Sunday, November 17, 2013

To Absent Friends

She would be happy to know that all four glasses were being used then. Poured merriment, each one sitting in a socially ritualistic manner, equal distance from the next.

The glasses were a birthday present from her. When I said so, Chris rose his glass and said, "to absent friends."

"To absent friends," we chimed, and the glasses all met in the middle of the circular table.

Through years of every stage a friendship can find, she's given me much; she's given me me. And then she left. She made me a stronger person, and now that she is not near, my soul feels starved.

As long as I've known her, she's always lived in the same yellow house.

Changes, changes, changes.

Inner demons of my past are resurfacing. I'd shoved them away for so many years, I thought that I had succeeded in deluding myself of their existence. But they appear now as trenches that I need to either climb deeply into, or leap across, if I think there's a chance I can jump so far.

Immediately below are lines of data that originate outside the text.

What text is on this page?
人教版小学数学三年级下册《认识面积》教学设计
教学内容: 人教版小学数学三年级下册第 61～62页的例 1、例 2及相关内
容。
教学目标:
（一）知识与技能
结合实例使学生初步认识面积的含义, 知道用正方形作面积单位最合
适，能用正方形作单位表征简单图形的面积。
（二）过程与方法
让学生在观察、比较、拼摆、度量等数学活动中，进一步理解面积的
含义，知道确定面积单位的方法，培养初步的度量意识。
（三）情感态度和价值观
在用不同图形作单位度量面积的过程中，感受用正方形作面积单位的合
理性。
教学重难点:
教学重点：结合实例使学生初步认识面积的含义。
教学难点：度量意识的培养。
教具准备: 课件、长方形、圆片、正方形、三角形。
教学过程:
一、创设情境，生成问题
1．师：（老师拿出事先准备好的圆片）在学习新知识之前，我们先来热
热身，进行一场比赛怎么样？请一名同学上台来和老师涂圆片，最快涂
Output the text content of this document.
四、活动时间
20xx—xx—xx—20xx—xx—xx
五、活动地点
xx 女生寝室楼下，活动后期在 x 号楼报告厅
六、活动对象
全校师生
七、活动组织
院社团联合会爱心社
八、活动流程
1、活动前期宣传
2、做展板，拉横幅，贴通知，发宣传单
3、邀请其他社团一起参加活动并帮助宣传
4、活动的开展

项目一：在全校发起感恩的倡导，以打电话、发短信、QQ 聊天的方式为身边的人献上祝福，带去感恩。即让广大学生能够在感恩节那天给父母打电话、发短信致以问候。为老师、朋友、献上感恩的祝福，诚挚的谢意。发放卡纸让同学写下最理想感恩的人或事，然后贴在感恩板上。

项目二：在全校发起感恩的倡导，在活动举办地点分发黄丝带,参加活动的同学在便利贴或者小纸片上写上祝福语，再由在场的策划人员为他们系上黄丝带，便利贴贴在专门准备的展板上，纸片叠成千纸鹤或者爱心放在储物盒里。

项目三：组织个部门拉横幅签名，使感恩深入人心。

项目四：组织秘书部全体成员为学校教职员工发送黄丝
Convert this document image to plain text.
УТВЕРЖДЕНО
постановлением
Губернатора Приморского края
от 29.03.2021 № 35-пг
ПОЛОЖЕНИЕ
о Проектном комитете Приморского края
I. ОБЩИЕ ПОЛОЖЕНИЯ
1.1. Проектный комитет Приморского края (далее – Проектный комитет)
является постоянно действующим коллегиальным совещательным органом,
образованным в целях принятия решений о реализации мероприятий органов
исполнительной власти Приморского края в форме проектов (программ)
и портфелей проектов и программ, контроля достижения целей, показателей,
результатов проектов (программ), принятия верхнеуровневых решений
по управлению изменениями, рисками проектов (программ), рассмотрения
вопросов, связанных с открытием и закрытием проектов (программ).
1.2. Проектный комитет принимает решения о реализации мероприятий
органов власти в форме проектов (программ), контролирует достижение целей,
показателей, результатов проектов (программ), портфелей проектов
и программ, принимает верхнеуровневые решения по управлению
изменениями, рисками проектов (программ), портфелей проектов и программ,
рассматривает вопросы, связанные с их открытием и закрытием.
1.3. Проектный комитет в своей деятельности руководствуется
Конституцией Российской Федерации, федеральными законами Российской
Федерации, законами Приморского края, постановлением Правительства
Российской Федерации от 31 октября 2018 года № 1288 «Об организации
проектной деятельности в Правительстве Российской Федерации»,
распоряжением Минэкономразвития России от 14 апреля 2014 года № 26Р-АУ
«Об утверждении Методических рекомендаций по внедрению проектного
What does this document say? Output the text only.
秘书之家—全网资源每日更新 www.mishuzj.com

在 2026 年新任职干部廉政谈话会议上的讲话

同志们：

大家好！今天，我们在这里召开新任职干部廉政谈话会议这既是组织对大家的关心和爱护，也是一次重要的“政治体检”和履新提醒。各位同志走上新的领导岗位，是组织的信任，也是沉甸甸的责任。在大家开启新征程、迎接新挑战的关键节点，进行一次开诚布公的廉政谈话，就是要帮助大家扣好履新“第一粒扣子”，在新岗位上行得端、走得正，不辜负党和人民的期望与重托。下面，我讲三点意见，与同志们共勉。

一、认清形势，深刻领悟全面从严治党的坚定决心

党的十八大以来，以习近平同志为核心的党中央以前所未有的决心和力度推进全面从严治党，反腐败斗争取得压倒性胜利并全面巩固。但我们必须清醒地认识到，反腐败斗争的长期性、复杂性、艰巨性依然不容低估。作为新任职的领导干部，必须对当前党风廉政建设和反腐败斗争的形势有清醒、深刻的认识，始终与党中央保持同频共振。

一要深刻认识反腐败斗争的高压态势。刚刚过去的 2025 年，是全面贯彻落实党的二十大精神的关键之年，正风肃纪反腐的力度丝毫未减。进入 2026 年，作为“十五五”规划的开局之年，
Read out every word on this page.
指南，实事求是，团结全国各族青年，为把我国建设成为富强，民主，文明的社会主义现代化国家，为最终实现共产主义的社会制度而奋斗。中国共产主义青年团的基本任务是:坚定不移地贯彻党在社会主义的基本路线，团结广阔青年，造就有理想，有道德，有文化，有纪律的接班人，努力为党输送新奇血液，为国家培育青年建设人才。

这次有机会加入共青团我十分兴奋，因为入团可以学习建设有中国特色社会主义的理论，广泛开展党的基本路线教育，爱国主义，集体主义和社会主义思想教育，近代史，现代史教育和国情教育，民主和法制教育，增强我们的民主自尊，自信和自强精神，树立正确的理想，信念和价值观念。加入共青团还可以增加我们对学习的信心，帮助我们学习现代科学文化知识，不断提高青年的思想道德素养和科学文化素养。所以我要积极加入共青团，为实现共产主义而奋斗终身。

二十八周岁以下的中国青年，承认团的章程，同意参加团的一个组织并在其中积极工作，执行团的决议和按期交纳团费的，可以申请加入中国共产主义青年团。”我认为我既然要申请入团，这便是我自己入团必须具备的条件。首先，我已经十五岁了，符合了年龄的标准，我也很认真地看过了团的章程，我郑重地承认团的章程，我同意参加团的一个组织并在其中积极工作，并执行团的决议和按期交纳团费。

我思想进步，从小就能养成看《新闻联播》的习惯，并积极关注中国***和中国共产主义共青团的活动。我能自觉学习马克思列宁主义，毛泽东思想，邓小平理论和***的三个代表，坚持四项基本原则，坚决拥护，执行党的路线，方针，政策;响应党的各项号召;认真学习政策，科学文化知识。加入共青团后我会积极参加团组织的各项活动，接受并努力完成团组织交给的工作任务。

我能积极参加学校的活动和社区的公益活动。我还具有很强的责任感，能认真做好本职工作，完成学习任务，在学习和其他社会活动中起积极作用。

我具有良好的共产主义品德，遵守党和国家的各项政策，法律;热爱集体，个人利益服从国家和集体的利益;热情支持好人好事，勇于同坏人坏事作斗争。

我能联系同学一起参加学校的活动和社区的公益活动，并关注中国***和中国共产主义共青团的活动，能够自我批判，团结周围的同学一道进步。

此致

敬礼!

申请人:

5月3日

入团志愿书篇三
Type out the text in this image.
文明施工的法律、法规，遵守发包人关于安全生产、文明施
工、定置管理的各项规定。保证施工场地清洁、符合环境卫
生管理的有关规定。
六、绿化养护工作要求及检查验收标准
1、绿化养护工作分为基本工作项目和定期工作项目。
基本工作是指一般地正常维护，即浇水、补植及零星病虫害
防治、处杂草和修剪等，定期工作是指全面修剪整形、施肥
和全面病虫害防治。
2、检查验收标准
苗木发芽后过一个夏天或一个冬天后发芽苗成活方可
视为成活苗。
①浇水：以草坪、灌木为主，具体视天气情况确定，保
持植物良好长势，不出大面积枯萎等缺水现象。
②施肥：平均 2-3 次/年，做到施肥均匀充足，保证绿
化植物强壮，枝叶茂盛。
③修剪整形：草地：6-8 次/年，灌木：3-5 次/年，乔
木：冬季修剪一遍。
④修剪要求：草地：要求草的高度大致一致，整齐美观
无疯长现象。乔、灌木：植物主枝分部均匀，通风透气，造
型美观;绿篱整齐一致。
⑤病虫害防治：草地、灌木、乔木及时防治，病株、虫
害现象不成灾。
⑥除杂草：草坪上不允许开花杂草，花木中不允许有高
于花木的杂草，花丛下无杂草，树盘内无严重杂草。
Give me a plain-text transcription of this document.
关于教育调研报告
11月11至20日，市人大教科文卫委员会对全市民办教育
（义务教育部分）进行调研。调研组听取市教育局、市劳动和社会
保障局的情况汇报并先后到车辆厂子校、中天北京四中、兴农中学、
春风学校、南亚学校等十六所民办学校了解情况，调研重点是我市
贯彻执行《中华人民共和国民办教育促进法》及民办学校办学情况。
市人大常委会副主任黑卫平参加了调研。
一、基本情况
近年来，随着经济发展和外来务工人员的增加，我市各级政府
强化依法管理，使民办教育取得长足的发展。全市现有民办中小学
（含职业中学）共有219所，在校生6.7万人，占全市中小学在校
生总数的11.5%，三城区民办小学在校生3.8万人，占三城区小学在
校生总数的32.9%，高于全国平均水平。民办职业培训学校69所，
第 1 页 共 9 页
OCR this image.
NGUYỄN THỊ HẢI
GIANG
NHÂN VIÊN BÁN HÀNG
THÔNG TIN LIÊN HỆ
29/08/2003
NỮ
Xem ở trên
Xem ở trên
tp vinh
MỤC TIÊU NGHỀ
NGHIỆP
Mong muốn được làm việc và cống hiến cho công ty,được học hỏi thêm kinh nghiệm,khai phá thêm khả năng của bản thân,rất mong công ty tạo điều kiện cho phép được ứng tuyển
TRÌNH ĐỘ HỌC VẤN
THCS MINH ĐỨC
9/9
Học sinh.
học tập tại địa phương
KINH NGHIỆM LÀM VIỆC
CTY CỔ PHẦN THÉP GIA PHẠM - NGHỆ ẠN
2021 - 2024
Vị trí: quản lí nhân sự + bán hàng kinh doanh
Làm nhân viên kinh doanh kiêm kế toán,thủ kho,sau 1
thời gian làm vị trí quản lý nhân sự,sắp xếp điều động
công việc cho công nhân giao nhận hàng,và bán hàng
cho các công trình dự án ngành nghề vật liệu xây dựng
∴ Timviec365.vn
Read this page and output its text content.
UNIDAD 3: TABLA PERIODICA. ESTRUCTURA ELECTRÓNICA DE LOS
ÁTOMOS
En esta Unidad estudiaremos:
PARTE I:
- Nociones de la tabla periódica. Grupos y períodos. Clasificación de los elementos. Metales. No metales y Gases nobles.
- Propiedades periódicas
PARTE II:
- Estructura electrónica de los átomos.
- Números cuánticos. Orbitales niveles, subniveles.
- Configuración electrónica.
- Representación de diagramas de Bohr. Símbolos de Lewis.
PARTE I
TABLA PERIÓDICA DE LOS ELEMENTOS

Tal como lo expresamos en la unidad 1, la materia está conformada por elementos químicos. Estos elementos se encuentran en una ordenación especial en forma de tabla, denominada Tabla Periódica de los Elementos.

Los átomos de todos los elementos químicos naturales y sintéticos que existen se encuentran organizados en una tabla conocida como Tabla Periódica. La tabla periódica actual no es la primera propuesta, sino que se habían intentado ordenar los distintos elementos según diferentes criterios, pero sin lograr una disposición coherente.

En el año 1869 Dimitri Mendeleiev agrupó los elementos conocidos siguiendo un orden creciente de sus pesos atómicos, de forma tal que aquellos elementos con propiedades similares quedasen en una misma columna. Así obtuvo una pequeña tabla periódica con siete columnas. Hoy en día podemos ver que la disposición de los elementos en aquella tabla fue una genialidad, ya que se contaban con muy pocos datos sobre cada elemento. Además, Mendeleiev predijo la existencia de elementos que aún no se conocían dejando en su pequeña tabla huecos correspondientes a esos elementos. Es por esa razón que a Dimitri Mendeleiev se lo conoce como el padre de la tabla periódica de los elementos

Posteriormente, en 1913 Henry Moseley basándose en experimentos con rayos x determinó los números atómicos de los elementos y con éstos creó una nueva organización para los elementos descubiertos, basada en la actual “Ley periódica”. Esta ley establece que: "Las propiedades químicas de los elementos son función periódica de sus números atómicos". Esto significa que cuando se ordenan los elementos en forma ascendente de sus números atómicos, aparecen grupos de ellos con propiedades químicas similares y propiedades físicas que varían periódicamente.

I want to talk to her, to tell her about all the things that she knows about me that are not true anymore. I need her to know. I need someone to know.

But, I do not even know.

It's night, and I'm driving, and I pass the road that leads to her house. As long as I have known her, this road has led to her.

I feel I am about to burst, I am so tired of second-guessing myself. I feel I am about to find the nearest stranger and ask them if they want to run away to Portland and sleep in a hotel. Drink a lot, and tell secrets. I feel this so strongly, that the idea does not seem weird, and I do not feel as though someone could even pass up such an offer.

I feel I am about to burst. I know that such a proposal would have most people concerned, and scared of me in my frantic desperation.

As long as I have known her, this road has led to her. A part of me wonders if the paved street could somehow recognize the spirit of its function; if it could somehow take me to her now. But I don't have that kind of faith, so I pass it by.